REDAZIONE PONTEDERA

"Vi ho chiamati amici" La benedizione del vescovo Giovanni

Carissimi amici, insieme ai miei auguri per una Pasqua piena di gioia, vorrei proporvi alcune riflessioni a partire da un testo evangelico di questi giorni."Questo è il mio comandamento: che vi amiate gli uni gli altri, come io vi ho amati. Nessuno ha un amore più grande di questo: dare la vita per i propri amici...". Ho iniziato questo messaggio proprio con la parola “amici”: ho imparato, seguendo Gesù, che è possibile riconoscersi amici, in senso profondissimo, anche se non ci si frequenta, anche a distanza di spazio e di tempo. Amici, perché condividiamo il dono della vita, l’essere parte della famiglia umana. Per me, per chi crede in Cristo, questa amicizia si radica nelle parole di Gesù: se Lui, proprio in questi giorni pasquali, offre sé stesso per noi – "Per voi e per tutti", dice la liturgia – l’unità con ogni persona è così radicale, originale, che solo la nostra cattiveria può costruire muri di divisione e di odio, fino alla guerra. In queste prime settimane ho fatto esperienza di questa amicizia e ho visto comunità dove si vive la comunione come stile di vita.
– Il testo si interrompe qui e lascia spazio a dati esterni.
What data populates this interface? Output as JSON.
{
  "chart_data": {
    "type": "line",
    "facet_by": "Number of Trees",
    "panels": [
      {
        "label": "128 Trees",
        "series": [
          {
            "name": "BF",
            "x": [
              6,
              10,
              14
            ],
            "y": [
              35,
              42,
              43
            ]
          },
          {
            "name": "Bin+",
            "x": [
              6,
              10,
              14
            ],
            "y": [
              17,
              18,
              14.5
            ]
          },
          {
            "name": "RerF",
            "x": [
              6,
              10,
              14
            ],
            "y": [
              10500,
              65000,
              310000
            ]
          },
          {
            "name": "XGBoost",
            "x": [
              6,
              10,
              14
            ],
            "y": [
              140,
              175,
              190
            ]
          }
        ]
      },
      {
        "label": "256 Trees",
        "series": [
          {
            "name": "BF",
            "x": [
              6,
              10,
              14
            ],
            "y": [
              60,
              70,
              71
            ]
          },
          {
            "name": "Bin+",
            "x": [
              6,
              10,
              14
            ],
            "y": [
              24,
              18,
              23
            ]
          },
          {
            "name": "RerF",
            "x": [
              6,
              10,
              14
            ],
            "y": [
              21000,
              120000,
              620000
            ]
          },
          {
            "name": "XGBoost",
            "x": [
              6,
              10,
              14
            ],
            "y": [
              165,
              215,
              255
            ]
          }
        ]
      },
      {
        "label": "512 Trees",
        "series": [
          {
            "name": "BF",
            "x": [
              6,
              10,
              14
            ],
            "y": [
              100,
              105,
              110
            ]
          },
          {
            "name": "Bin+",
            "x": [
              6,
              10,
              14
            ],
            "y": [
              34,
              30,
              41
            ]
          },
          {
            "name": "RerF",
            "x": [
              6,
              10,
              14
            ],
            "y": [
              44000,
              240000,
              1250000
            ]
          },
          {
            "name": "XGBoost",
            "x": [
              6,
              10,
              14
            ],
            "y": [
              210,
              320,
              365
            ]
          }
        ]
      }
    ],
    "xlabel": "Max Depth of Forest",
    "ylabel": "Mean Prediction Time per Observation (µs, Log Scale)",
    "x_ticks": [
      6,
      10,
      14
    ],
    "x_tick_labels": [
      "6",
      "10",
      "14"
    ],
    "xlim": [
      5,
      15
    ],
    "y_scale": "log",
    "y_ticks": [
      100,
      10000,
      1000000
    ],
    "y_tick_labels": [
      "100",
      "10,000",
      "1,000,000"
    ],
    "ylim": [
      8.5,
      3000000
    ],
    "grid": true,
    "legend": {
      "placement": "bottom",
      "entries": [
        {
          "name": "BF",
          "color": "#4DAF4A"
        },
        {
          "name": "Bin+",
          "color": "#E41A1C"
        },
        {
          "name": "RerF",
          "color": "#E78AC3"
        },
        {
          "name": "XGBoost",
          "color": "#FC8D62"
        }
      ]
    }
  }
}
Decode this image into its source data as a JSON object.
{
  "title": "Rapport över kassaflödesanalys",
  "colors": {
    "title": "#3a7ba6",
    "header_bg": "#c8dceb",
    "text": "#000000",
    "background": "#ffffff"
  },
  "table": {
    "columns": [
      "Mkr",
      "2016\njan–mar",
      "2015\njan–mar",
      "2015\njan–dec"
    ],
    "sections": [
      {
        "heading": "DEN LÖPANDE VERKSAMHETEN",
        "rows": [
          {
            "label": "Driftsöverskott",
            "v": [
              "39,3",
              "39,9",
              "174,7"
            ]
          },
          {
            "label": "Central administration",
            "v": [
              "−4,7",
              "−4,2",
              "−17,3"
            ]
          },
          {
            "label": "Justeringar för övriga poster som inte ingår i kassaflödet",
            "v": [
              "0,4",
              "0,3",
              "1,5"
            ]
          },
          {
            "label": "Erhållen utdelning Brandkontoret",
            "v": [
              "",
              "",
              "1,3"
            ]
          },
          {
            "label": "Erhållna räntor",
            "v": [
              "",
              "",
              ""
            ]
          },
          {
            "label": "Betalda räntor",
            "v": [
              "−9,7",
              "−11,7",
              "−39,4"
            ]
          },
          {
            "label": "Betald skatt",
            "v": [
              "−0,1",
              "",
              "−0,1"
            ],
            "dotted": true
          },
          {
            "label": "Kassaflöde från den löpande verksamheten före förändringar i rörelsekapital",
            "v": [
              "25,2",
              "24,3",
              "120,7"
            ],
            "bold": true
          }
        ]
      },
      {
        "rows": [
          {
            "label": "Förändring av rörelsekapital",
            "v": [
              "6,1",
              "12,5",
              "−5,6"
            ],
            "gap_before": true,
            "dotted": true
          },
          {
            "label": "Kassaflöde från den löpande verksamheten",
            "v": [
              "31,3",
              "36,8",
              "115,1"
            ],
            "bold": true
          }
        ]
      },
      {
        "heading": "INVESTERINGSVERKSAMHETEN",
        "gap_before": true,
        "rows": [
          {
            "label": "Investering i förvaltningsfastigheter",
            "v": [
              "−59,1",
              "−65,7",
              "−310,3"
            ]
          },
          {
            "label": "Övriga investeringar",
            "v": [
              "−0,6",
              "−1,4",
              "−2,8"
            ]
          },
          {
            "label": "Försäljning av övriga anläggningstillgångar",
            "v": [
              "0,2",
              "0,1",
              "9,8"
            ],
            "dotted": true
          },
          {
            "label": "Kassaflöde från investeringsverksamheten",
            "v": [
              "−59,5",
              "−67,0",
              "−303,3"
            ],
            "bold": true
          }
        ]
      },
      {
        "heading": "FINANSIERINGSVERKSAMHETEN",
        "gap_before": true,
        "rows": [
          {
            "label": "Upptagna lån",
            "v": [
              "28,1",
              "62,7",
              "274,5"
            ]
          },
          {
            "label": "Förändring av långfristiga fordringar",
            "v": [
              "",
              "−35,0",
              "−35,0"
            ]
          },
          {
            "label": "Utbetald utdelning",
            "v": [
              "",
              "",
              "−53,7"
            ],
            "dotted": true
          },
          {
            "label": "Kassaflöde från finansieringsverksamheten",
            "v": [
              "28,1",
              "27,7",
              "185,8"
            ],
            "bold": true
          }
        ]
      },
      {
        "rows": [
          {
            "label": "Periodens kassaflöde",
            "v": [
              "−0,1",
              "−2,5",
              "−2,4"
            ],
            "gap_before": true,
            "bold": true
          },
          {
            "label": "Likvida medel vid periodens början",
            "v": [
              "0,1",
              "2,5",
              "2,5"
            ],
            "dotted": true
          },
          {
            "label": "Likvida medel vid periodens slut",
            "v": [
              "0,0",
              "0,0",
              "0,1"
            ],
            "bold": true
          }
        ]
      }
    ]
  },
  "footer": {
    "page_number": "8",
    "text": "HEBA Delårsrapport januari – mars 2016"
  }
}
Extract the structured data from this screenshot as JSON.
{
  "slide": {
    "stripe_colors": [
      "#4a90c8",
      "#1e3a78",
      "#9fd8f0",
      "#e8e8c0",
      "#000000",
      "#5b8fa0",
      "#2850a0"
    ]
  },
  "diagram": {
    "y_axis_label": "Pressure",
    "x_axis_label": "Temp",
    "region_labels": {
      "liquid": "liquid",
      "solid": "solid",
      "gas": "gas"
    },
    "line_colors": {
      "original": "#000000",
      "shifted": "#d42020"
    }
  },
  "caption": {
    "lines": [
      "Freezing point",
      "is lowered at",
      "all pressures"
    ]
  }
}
La Chiesa è il popolo di Dio in cammino verso la terra promessa: in questo periodo in Italia ci viene proposto il Cammino Sinodale, che vuole farci crescere in uno stile di ascolto, di accoglienza, forma vera della comunità. Questo stile di ascolto ha i suoi strumenti: uno importante è il metodo della “conversazione spirituale”, ossia un modo di dialogare che può essere – e secondo me dovrebbe essere – applicato a ogni tipo di riunione nelle nostre realtà ecclesiali. Lo sottolineo perché sento come compito mio di Vescovo, ma anche di ogni cristiano, costruire una comunità che accoglie, ascolta, va incontro a ogni persona, sentendola parte di questa “compagnia di amici” per cui Gesù dà sé stesso, invitandoci a seguirlo e imitarlo.

"Non voi avete scelto me, ma io ho scelto voi". La nostra esistenza come vocazione. Ci ha scelti dandoci la vita, ci ha scelti come amici: da questo nasce una concezione della vita che mette in discussione la mentalità dominante, che il potere vorrebbe farci credere autentica. Si pensa che la realizzazione di sé coincida con poter fare tutto, senza nessun limite, anche verso sé stessi. Una libertà senza vincoli. Può sembrare affascinante ma, essendo irreale, si trasforma in schiavitù. Scegliendo una cosa, infatti, rinuncio alle altre. Per questo molti rinunciano a scegliere, o fanno scelte light, leggere, per poter magari tornare indietro appena si genera un dubbio. Ma l’equivoco sta alla radice. Se noi non ci facciamo da soli, dipendiamo. O riconosciamo di dipendere da Colui che ci ama, da Dio, oppure non smettiamo di dipendere: dipendiamo dalla salute, dal clima, dal governo, dagli altri, e così via. Senza riconoscere la nostra dipendenza come un dono, la viviamo ugualmente, ma come una disdetta, da esorcizzare, di cui liberarsi. Che bellezza c’è invece nel dare la vita per l’opera di Dio. Chiediamo al Signore che la gioia della Pasqua, della sua vittoria su ogni morte, rinnovi in noi l’impeto di amore che diventa impegno per costruire il bene di tutti. Buona Pasqua di Risurrezione. Vi benedico.